Christian
- le 20/09/2018
Les Diables au long nez
Quand les rônins Zenta et Matsuzo gardent les moutons d’une religion lointaine, venus prêcher la bonne parole au Japon... Si les moines bouddhistes les considèrent comme des diables, c’est seulement parce qu’ils sont affreux avec leurs longs nez portugais !
Les Diables au long nez est le tome 3 de la série aux Editions du Rocher. Publié aux Etats-Unis en 1976, il était, en vérité, le premier roman du cycle. Mais Lensey Namioka s’attarde si peu au début du roman sur la description et le passé des deux héros, qui semblent avoir déjà vécu de nombreuses aventures, qu’il n’est pas illogique de le publier après Le Château du serpent blanc et La Vallée des cerisiers brisés.
Une nouvelle enquête dédiée à la découverte policière et ludique du Japon du XVIe siècle par l’auteure américaine passionnée du Soleil Levant, qu’elle évoque fréquemment dans ses nouvelles et ses livres pour enfants.
Des diables en enfer
Crasseux et faméliques, les rônins Zenta et Matsuzo se rendent à Miyako (ex-Kyoto), capitale du Japon au XVIe siècle, à la recherche d’un maître. Au cours d’une rixe avec les moines guerriers du mont Hiei, Zenta rencontre providentiellement un de ses anciens compagnons, le samouraï Hambei, qui leur trouve un nouveau travail : protéger la mission portugaise des moines et du clan Fujikawa. Le tout au nom de Nobunaga, le plus grand seigneur nippon du XVIe siècle.
C’est l’occasion pour eux de découvrir, avec le père Luis et son garde-interprète Pedro, deux diables portugais bien sympathiques, les mystères de l’Occident lointain. Mais les longs nez (des menteurs pour les bouddhistes) ont de nombreux ennemis et leurs jours seraient comptés sans leur garde rapprochée : ils sont d’abord accusés du meurtre de leur illustre voisin, le maître Fujikawa, puis se trouvent placés dans une délicate situation entre le shogun et les clans rivaux de la capitale.
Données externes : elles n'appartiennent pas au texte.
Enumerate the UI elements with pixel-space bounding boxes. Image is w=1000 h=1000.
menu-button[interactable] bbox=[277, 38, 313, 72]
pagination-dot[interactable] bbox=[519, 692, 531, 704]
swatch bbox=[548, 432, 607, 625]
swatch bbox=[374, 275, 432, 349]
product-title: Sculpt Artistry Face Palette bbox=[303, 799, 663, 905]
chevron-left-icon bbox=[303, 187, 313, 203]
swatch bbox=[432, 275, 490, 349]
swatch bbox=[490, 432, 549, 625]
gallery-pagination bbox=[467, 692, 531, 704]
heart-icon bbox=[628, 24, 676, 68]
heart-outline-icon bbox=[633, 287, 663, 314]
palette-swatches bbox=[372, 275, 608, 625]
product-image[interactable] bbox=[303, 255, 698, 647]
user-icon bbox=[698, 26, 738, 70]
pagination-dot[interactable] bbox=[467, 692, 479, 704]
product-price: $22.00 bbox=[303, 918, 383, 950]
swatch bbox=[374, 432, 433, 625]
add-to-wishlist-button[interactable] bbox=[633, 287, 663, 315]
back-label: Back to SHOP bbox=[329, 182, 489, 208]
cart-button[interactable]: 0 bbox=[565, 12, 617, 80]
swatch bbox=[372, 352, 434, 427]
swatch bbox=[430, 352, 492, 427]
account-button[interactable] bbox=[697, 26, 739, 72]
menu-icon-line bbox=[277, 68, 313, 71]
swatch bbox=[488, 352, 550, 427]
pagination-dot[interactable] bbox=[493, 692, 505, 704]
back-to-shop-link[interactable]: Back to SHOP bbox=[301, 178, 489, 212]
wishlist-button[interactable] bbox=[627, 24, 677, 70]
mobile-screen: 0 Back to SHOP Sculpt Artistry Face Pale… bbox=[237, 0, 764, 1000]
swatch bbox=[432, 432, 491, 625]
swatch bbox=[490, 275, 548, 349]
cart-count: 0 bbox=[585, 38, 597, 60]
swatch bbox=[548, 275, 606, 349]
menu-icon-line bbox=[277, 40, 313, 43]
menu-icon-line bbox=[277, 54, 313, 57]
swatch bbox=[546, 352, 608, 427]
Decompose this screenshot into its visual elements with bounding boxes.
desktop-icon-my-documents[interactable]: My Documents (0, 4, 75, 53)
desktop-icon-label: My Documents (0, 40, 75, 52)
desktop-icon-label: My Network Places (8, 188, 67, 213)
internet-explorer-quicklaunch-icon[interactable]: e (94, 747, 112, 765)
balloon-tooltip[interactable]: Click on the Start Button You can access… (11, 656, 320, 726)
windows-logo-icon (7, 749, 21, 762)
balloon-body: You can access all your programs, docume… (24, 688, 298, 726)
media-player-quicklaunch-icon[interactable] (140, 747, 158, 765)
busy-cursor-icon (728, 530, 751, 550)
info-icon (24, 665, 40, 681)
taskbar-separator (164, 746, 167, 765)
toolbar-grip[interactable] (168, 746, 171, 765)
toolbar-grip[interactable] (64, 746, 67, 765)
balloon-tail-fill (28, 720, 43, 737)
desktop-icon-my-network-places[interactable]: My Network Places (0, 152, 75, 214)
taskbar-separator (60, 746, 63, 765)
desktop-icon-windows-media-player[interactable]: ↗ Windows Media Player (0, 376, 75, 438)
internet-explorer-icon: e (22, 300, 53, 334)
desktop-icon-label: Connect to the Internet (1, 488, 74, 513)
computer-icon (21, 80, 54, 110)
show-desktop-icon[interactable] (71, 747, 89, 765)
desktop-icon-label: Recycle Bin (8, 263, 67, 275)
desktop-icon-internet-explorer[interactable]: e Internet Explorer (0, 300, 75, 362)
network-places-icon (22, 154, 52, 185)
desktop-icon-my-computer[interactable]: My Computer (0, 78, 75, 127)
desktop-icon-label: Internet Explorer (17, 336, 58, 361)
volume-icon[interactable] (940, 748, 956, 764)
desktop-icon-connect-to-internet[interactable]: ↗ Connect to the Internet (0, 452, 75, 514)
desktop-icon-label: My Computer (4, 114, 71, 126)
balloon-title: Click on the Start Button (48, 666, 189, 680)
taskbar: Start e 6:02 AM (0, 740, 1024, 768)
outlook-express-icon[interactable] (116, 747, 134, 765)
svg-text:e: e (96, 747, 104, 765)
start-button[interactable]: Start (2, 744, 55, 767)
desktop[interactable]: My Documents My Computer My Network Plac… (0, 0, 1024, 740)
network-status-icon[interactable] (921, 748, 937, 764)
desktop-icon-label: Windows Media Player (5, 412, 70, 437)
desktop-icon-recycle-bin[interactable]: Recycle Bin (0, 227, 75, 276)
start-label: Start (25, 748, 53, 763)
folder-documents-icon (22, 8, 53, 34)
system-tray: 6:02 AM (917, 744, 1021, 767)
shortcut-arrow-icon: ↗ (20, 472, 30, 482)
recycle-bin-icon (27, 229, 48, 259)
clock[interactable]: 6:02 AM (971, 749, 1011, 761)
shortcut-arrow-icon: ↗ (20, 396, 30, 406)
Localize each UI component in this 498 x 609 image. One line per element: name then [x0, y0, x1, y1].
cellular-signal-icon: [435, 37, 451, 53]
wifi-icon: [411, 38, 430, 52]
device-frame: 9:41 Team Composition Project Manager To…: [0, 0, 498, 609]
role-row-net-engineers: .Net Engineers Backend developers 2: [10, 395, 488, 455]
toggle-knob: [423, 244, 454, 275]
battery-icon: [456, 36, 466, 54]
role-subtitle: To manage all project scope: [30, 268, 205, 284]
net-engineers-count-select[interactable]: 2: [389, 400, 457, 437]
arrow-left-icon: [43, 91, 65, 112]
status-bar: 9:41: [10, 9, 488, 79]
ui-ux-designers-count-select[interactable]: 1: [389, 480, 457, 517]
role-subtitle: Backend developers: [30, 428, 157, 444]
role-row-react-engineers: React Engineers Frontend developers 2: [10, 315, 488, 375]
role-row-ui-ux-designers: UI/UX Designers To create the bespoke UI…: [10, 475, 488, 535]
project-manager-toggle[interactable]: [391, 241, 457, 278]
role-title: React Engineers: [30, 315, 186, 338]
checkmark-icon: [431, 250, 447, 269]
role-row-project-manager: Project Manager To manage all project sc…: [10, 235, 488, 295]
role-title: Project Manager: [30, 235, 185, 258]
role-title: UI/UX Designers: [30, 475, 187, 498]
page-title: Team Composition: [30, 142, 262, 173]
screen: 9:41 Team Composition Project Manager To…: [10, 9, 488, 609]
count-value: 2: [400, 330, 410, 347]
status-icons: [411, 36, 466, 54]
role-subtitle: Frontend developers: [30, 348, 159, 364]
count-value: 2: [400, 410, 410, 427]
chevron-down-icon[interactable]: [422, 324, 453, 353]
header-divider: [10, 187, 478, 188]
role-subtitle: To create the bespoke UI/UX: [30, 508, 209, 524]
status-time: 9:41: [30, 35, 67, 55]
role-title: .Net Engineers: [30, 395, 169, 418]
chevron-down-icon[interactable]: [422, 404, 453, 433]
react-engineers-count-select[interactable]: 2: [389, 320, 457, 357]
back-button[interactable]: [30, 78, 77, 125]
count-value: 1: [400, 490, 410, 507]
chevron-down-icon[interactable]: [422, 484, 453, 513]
Sous les yeux de son disciple Matsuzo, Zenta parvient à démêler les fils de la sombre machination ourdie par l’un des clans, dont il est devenu une pièce maîtresse.
Les samouraïs se raillent
Dans un monde complexe, où il ne fait pas bon chatouiller la susceptibilité des seigneurs de guerre et de leurs samouraïs, Zenta sait admirablement naviguer entre les pièges dressés par les uns et les autres. Pour les pauvres Portugais, qui découvrent la subtilité de la langue et des intrigues du pouvoir à Miyako, la sagacité de leur gardien est vitale. Comme dans les autres aventures, Zenta parvient à extirper le fil de la vérité des pelotes enchevêtrées du pouvoir. Matsuzo joue les candides et son jeune âge, ses tentations amoureuses donnent une touche plus sentimentale à l’aventure.
Zenta est toujours aussi courageux, droit et perspicace. Il est respecté des plus grands maîtres, mais il a des exigences éthiques et anachroniques (dépassées ou en avance sur leur temps au XVIe siècle). Il ne veut pas servir n’importe quel maître et cette hauteur morale qui suscite des jalousies est, dans cette histoire, à l’origine de ses déboires. Elle manque aussi de l’entraîner à sa perte à la fin de l’aventure.
Aux ingrédients alléchants de la série, l’auteure ajoute une dose d’Histoire, une lampée d’interculturel et même un soupçon d’intercultuel (la confrontation du père Luis et d’un moine bouddhiste). Et c’est sans doute cette confrontation des cultures (costumes, gestes, nourriture, cuisine, modes de pensée) qui relève la saveur de cet épisode. Servis par de bons dialogues, les jugements hâtifs et sentencieux de nos compères détectives sont cocasses. On y reconnaît bien là la patte d’une Miss Namioka love-trotter qui a vécu en Chine jusqu’à l’âge de 8 ans, a passé sa jeunesse aux Etats-Unis et s’est mariée avec un Japonais.